Identify your weaknesses as an employee, whether they are listening skills or interpersonal relations, and actively work to improve them. Reach for that self-help book, utilize your HR officers and take some notes from model coworkers.
Know Thy Neighbor
Coworkers, Russell said, may be the most valuable coping mechanism in a tainted work environment. “One of the biggest things that unites people is a common enemy.”
The enemy may be that horrid new manager who just screamed at Karen for forgetting to restock the printer’s paper tray.
“You look out for each other — you know you’re going to get through it because you all love your jobs and don’t want to leave,” Russell said. “That morale brings you closer and makes you work harder as a team.”
Of course, an excellent follower is one who embodies his role as team player. It’s important to realize your co-workers are suffering, too, and likely feel undervalued.
Let them know they’re doing a good job. Actively listen to their needs, and make yourself a reliable source of assistance. Being the light in an otherwise gloomy workspace can be as easy as asking, “How can I help?”
Grabbing after-work drinks and exchanging frustrations is a great way to blow off steam, so long as that, in the end, your group decides how to proceed. “When you get everything off your chest and resolve, despite everything, to do the best work you can do, you’re elevating everybody,” Russell said.

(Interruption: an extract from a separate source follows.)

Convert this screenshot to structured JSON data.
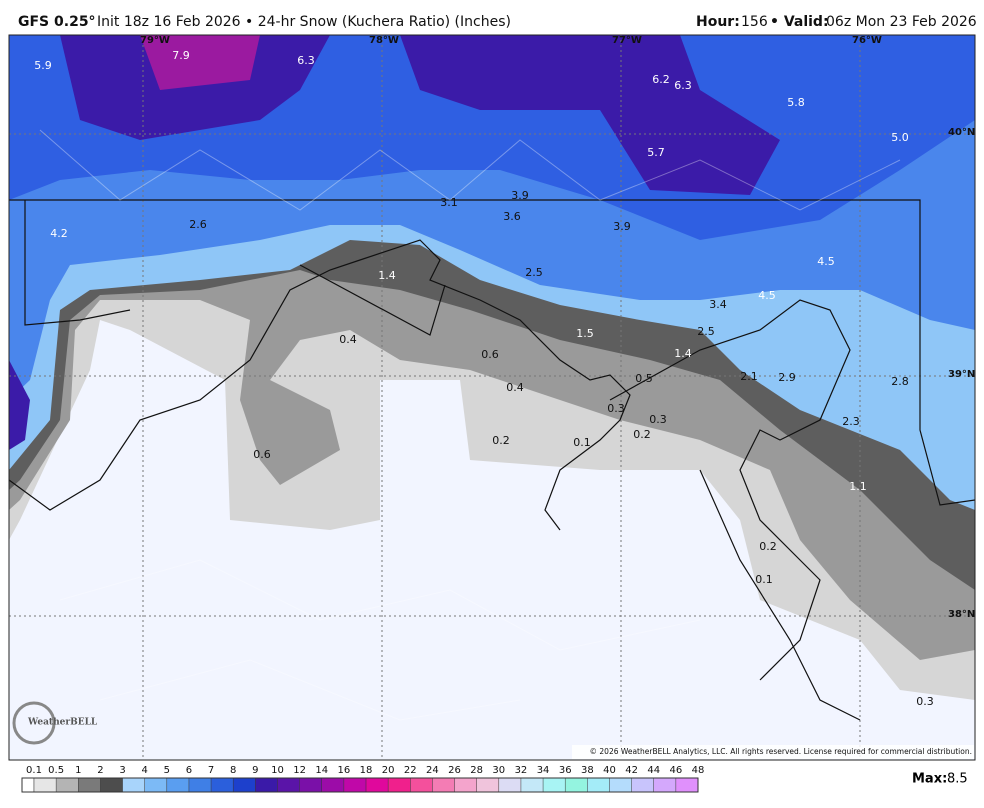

“If you end up feeling worse than you did during your work day, you’re escalating; you’re pouring gasoline on that fire.”

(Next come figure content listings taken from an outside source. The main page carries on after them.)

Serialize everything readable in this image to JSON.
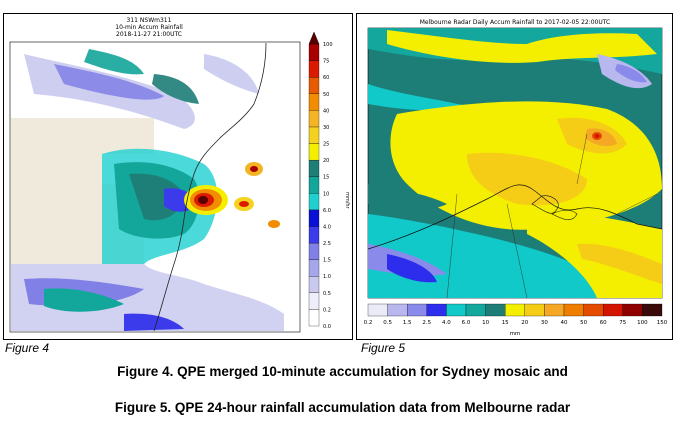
{
  "figure4": {
    "label": "Figure 4",
    "plot_title_line1": "311 NSWm311",
    "plot_title_line2": "10-min Accum Rainfall",
    "plot_title_line3": "2018-11-27 21:00UTC",
    "colorbar_unit": "mm/hr",
    "colorbar_ticks": [
      "0.0",
      "0.2",
      "0.5",
      "1.0",
      "1.5",
      "2.5",
      "4.0",
      "6.0",
      "10",
      "15",
      "20",
      "25",
      "30",
      "40",
      "50",
      "60",
      "75",
      "100"
    ],
    "colorbar_colors": [
      "#ffffff",
      "#eeeefa",
      "#c9c9f0",
      "#a6a6ea",
      "#8080e6",
      "#3b3bec",
      "#0a10d8",
      "#1fd0cf",
      "#13a69a",
      "#1e7e78",
      "#f4ef00",
      "#f5d21e",
      "#f5b423",
      "#f28c00",
      "#e85a00",
      "#db1a00",
      "#a80000",
      "#5a0000"
    ]
  },
  "figure5": {
    "label": "Figure 5",
    "plot_title": "Melbourne Radar Daily Accum Rainfall to 2017-02-05 22:00UTC",
    "colorbar_unit": "mm",
    "colorbar_ticks": [
      "0.2",
      "0.5",
      "1.5",
      "2.5",
      "4.0",
      "6.0",
      "10",
      "15",
      "20",
      "30",
      "40",
      "50",
      "60",
      "75",
      "100",
      "150"
    ],
    "colorbar_colors": [
      "#ffffff",
      "#ebebf8",
      "#b8b8ee",
      "#8a8aea",
      "#2d2dee",
      "#12c9c9",
      "#14a79d",
      "#1d7e78",
      "#f4ef00",
      "#f5cd17",
      "#f5a825",
      "#ee7d00",
      "#e34c00",
      "#d31400",
      "#8f0000",
      "#3a0a0a"
    ]
  },
  "captions": {
    "fig4": "Figure 4. QPE merged 10-minute accumulation for Sydney mosaic and",
    "fig5": "Figure 5. QPE 24-hour rainfall accumulation data from Melbourne radar"
  }
}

In a dumpster fire of a workplace, employees may be inclined to mutiny.
“Teams are groups of people with a common goal who hold themselves mutually accountable,” Russell said. “If you’ve decided to cope, not quit, then don’t be the resistance. Don’t become a terrorist, because you’ll end up hurting your teammates.”
Know Thy Enemy
According to Dr. Stephen Covey, whose book, The 7 Habits of Highly Effective People is Russell’s leadership bible, trust is made up of two things: character and competency.
Do you consider your leader to be unreliable because of his behavior, or is he simply unable to handle his employees? If leadership style is to blame, it may be possible to modify your own behavior, anticipate reactions and avoid unnecessary run-ins.
It’s not always the unethical bullies who stunt your growth as a follower, but the passive pushovers or time-wasters.
“One of the hardest people to follow are the idea fairies,” Russell said. “These are the entrepreneurial-type bosses who throw around 100 ideas a day. They could be the nicest people, but they drive you crazy with their ideas.”
If your boss is prone to offering solutions in search of a problem, ask him how his latest proposition will benefit your organization. By tactfully asking probing questions, you may bring about some clarity.
If you truly believe your boss is unaware of his own incompetency, use your best judgment in finding a way to address deficiencies. It may not be wise to undermine an aggressive leader in the middle of a meeting, but for the boss who means well, feedback is crucial.
Find a time to confront him alone, and respectfully raise your concern. Again, asking insightful questions may help illuminate their perspective. Finding common ground may not be as difficult as you think.
“Once you figure out what it is about your boss that makes you unhappy, then you can take control of the situation,” Russell said. “The only solution may be to self-eliminate, but if you want to stay, you tolerate it because you know that one day, it’s going to get you where you want to be.”